Because same sex relationships remain criminalized in at least 81 countries around the world;
Because there are 2.8 billion people globally who are not free to choose who they love; and
Because May 17 is the one day in the year dedicated to raising public consciousness of the discrimination and stigmatization faced by LGBTQ communities.
Common struggles experienced by LGBTQ communities today include high rates of poverty, a lack of access to affordable housing, discrimination on the job, a lack of inclusion in communities, and systemic negligence by governments and social services that fail to meet the needs of people with alternative sexual identities.

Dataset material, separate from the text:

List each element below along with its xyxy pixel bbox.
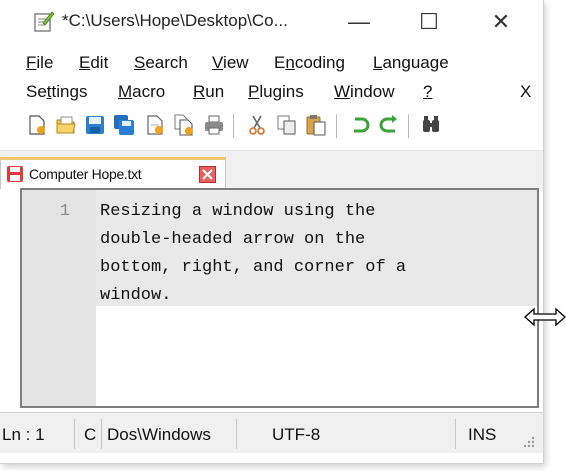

Over the last few years, UFCW Canada has worked diligently to expand our advocacy work within underserved and marginalized communities through a diversity and anti-oppression framework. As a leading voice for transgender and LGBTQ workers in Canada, our union remains steadfast in advocating for increased public funding for transition-related medical services and in supporting solidarity actions with LGBTQ communities.
This May 17, pledge to make your workplace one that promotes equality and inclusion of all gender identities. Gender identity is not an illness or medical disorder, and we as citizens cannot be liberated from hate until each of us is free from the experience of discrimination. That requires eliminating homophobia, transphobia, and biphobia in all of their ugly forms.